10:30-10:50 Symposium Opening and Welcome
Kumble R. Subbaswamy, Chancellor, University of Massachusetts Stephen Clingman, Director ISI
Martín Espada, poet, author of Vivas toThose Who Have Failed: ‘Ghazal For A Tall Boy From New Hampshire’
11:00-12.30 Panel 1: The Art of Witnessing
Diana Matar, photographer, author of Evidence
Maaza Mengiste, novelist and essayist, author of Beneath the Lion’s Gaze
Sabina Murray, writer, author of The Caprices and Valiant Gentlemen
Moderator: Jeff Parker
2:00-3.30 Panel 2: Journalists on the Frontiers
Ben Brody, photographer and war journalist
Beth Murphy, head of GroundTruth Films
Charles Sennott, journalist, founder of The GroundTruth Project
Moderator: Kathy Roberts Forde
Yago Cura, Tom Durkin, Daniel Johnson, Sejal Shah, Erin White
Noy Holland: The James W. Foley Prize
Moderator: Noy Holland
Martín Espada: A reading from James Foley’s MFA thesis, ‘The Cow Head Revelations’

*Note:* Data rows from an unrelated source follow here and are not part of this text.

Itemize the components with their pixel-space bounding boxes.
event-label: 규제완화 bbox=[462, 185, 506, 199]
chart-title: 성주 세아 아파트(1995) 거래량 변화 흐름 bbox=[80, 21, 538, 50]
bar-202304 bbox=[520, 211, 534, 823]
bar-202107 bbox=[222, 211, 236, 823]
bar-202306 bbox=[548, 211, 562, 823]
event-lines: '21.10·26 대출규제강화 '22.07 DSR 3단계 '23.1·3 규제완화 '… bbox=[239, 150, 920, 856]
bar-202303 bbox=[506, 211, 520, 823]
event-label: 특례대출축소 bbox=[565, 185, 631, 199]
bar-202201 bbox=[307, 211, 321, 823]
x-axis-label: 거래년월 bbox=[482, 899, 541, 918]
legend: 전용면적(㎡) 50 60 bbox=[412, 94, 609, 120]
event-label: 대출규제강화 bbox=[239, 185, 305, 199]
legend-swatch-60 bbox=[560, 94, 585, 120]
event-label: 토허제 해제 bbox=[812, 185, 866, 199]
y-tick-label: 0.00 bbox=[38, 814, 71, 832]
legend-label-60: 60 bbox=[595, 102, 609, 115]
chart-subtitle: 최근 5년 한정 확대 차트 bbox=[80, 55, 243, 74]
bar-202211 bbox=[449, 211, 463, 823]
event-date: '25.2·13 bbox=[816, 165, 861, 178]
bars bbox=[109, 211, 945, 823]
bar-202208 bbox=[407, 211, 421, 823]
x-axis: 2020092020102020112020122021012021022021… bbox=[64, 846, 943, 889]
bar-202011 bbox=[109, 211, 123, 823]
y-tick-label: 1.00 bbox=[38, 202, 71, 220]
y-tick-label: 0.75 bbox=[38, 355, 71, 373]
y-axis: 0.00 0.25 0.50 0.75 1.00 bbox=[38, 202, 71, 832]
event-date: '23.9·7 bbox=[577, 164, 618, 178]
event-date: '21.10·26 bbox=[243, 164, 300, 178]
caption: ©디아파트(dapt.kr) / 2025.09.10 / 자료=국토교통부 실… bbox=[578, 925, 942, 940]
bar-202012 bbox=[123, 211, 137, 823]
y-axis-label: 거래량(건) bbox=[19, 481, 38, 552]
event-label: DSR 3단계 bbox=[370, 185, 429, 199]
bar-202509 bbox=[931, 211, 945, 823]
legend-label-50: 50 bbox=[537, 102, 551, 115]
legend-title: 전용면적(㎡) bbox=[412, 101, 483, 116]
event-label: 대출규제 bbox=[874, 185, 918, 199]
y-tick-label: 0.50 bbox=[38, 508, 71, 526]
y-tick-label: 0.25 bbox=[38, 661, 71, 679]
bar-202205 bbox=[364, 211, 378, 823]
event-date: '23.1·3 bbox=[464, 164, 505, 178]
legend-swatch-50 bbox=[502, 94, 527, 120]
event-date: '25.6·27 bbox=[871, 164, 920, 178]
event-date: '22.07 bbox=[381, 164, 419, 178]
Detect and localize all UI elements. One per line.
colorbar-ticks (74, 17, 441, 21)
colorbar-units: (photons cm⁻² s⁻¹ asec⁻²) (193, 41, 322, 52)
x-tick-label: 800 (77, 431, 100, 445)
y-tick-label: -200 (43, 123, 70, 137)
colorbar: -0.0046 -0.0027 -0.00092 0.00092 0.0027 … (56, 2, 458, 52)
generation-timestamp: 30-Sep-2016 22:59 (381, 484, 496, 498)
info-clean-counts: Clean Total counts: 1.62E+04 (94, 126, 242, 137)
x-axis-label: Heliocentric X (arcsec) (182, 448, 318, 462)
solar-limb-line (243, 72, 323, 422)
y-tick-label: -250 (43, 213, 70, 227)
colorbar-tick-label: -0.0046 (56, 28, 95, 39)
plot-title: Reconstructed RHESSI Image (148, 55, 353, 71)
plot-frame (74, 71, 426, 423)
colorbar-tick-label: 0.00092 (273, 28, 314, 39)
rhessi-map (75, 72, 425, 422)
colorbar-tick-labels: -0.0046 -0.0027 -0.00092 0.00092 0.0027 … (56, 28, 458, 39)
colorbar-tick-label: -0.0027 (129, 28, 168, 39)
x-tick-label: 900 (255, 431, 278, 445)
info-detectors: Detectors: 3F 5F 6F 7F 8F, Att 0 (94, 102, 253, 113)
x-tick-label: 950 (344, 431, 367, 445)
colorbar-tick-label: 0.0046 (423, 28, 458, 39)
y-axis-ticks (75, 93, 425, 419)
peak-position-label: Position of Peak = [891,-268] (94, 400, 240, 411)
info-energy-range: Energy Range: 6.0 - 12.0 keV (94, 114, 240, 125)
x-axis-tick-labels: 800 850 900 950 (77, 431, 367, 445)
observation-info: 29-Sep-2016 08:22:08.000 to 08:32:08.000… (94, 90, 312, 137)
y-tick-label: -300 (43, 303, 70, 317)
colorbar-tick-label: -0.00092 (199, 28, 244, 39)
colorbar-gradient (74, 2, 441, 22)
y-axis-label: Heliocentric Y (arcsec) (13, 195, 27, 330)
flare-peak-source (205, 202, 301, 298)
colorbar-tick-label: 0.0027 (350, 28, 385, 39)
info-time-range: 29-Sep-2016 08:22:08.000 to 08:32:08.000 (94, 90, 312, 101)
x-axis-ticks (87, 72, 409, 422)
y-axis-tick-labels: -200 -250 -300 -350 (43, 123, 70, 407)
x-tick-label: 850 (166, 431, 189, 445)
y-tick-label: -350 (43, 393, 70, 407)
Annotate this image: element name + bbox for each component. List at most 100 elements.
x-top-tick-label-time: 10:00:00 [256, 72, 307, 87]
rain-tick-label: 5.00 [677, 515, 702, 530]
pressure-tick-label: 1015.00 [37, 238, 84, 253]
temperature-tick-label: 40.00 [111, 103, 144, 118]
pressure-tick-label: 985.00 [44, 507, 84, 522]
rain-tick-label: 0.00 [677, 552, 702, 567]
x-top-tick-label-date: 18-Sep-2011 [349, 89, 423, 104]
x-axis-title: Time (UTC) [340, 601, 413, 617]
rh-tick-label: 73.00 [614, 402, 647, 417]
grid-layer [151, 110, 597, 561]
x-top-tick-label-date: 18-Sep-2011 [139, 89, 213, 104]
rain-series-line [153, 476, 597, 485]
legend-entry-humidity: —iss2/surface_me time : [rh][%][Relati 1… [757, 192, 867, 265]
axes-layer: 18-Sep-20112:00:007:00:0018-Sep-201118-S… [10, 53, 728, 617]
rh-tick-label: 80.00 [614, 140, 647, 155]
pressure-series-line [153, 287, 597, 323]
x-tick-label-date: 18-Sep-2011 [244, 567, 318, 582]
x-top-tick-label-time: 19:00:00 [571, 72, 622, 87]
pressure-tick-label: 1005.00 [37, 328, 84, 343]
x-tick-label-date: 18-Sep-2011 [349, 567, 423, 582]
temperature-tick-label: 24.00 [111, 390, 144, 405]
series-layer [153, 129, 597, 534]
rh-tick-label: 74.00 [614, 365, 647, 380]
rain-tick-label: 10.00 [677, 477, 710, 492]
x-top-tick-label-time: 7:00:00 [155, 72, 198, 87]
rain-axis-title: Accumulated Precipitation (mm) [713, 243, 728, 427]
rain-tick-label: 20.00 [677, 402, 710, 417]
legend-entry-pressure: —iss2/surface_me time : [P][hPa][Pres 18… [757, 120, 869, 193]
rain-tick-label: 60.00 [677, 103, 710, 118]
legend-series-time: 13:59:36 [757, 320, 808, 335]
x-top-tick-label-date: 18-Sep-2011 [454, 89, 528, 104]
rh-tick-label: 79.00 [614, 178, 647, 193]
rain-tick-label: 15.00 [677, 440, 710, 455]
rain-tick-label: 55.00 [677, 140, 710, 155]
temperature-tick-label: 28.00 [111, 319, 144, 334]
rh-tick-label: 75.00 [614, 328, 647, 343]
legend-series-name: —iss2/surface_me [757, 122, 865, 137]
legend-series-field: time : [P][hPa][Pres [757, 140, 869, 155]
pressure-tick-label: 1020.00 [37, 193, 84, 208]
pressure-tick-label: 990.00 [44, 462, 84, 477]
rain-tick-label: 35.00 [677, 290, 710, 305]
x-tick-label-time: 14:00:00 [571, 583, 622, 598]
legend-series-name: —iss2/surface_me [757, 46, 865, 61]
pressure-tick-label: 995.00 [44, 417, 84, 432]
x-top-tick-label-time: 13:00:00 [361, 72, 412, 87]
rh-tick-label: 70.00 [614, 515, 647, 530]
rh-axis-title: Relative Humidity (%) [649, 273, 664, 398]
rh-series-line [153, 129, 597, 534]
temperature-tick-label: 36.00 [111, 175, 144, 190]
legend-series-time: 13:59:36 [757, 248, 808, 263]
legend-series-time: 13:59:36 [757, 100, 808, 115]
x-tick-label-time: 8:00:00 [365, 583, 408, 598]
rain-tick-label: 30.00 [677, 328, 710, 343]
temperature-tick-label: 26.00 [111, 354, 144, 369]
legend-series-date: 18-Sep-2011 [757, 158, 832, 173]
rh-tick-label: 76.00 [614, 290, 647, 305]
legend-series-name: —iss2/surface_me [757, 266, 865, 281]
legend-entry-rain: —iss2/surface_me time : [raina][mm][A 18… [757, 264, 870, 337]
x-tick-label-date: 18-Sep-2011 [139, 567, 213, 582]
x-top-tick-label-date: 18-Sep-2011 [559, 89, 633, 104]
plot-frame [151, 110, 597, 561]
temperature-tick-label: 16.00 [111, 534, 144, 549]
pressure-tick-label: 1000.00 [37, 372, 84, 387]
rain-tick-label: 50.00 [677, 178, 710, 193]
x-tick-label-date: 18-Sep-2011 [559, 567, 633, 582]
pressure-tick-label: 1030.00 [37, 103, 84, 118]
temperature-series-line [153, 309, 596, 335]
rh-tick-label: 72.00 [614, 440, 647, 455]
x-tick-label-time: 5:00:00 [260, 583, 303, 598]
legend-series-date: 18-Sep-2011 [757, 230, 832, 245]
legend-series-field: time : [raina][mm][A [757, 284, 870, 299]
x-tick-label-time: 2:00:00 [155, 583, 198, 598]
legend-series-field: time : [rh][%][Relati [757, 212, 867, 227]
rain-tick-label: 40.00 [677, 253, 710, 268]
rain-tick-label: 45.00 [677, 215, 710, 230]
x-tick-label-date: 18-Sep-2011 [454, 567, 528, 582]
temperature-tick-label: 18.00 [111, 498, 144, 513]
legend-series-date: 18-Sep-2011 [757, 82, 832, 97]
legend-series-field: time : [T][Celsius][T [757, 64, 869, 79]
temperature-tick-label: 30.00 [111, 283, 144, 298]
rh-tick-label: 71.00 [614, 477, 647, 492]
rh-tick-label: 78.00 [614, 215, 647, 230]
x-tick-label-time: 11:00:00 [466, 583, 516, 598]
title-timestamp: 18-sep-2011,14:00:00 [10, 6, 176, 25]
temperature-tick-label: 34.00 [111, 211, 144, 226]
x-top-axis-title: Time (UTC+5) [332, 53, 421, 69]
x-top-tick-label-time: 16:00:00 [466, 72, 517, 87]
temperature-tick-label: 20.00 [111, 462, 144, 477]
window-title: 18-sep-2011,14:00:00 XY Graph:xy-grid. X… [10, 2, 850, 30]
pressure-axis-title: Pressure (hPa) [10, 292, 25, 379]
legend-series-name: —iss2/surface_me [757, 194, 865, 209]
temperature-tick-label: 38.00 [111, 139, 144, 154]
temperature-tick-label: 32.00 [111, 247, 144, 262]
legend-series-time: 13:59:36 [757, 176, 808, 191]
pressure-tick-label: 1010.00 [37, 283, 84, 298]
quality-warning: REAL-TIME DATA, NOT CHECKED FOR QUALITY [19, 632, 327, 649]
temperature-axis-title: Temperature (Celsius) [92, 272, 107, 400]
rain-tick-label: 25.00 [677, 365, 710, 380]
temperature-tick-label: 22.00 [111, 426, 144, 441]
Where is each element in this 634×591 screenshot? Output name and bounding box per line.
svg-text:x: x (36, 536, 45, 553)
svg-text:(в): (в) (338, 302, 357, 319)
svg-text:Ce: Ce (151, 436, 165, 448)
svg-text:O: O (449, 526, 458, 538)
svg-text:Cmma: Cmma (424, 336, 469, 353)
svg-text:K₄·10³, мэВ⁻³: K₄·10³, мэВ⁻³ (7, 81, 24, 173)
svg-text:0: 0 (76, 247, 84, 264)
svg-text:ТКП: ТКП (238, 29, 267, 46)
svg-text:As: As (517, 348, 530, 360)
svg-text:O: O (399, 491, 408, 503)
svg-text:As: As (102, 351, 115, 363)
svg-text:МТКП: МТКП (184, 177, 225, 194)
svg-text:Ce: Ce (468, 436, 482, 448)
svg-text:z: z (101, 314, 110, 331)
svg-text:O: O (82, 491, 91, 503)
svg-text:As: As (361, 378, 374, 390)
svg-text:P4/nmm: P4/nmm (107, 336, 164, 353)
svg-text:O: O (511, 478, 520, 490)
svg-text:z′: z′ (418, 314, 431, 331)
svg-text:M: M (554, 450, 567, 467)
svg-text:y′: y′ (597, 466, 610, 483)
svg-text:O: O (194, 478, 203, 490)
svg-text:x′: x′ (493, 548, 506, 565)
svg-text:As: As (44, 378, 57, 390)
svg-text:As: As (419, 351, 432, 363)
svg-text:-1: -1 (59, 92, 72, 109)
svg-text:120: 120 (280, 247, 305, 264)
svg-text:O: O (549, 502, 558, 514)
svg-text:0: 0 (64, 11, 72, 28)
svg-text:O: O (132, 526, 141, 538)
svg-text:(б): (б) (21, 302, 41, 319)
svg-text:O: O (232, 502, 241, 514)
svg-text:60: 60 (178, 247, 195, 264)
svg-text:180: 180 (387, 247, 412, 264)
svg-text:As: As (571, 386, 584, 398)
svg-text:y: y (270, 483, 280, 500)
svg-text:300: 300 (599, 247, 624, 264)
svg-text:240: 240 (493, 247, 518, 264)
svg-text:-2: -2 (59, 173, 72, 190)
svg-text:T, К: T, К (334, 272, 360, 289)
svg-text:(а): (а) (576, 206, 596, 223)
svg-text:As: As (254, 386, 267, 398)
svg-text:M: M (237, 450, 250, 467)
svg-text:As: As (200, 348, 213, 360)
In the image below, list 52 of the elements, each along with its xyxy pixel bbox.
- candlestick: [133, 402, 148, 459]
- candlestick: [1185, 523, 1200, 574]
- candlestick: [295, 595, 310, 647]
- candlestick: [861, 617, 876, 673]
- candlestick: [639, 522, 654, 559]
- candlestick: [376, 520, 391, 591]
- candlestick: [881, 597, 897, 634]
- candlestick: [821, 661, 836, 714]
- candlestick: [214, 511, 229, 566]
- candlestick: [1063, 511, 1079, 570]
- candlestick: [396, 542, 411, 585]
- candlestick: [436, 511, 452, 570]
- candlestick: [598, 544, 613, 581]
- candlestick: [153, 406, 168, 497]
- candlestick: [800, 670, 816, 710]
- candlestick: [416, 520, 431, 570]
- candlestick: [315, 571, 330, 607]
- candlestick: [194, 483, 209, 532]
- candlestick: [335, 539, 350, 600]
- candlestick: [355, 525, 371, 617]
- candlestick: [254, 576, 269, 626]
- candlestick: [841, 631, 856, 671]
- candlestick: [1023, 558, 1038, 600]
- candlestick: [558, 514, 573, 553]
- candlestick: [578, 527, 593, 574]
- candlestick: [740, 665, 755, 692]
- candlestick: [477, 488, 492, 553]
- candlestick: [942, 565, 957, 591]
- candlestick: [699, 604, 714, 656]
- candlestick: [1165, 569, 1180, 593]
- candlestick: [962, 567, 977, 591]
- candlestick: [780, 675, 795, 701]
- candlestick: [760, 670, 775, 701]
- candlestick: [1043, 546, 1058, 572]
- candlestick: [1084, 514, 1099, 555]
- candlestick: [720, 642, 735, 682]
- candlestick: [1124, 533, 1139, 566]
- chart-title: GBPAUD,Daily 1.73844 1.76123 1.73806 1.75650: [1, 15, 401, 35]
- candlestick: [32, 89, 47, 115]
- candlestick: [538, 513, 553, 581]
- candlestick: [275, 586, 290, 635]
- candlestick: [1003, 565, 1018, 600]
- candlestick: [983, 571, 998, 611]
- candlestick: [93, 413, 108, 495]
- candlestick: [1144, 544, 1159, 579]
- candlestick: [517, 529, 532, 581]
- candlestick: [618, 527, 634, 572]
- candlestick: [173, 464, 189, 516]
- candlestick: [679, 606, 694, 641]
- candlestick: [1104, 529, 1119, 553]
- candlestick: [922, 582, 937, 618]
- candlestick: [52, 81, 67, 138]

Charles Sennott: A Journey of Remembrance
Moderator: Stephen Clingman
Beth Murphy heads GroundTruth Films, telling under-documented stories by producing award-winning films, digital media, and targeted public education campaigns. She founded the film and media company Principle Pictures, and she believes in the power of storytelling to understand our world and begin to make it a better place. Her work as producer, director, journalist, writer, and photographer focuses on human rights, equality and justice, and she is most driven to tell stories of those who are shining a light in some of the darkest corners of our world. Murphy has directed and produced nearly 20 documentary films (including the features “Beyond Belief,” “The List” and “What Tomorrow Brings”) that have screened at film festivals and aired on television networks globally. Her work as a multimedia producer, impact campaign director and author raises awareness and promotes action for issues and causes that demand social change.
Sabina Murray is the author of three novels and two story collections—the recent Tales of the New World, and The Caprices, which won the 2002 PEN/Faulkner Award. She has been awarded fellowships from the National Endowment for the Arts, the Guggenheim Foundation, and the Radcliffe Institute. She wrote the screenplay for the film Beautiful Country that was nominated for an Independent Spirit Award and the Amanda Award (Norway). She teaches in the MFA Program at the University of Massachusetts at Amherst. A novel, Valiant Gentlemen, is forthcoming this November.
Charles M. Sennott is the Founder and Executive Director of The GroundTruth Project and the Co-founder of GlobalPost. He is an award-winning foreign correspondent, best-selling author and a seasoned editor with thirty years of experience in journalism. Sennott served as the Boston Globe’s Middle East Bureau Chief based in Jerusalem from 1997 to 2001, and as Europe Bureau Chief based in London from 2001 to 2005. Sennott’s deep experience reporting internationally led him to launch The GroundTruth Project and to dedicate himself to training the next generation of international journalists. He is an alumnus of the University of Massachusetts.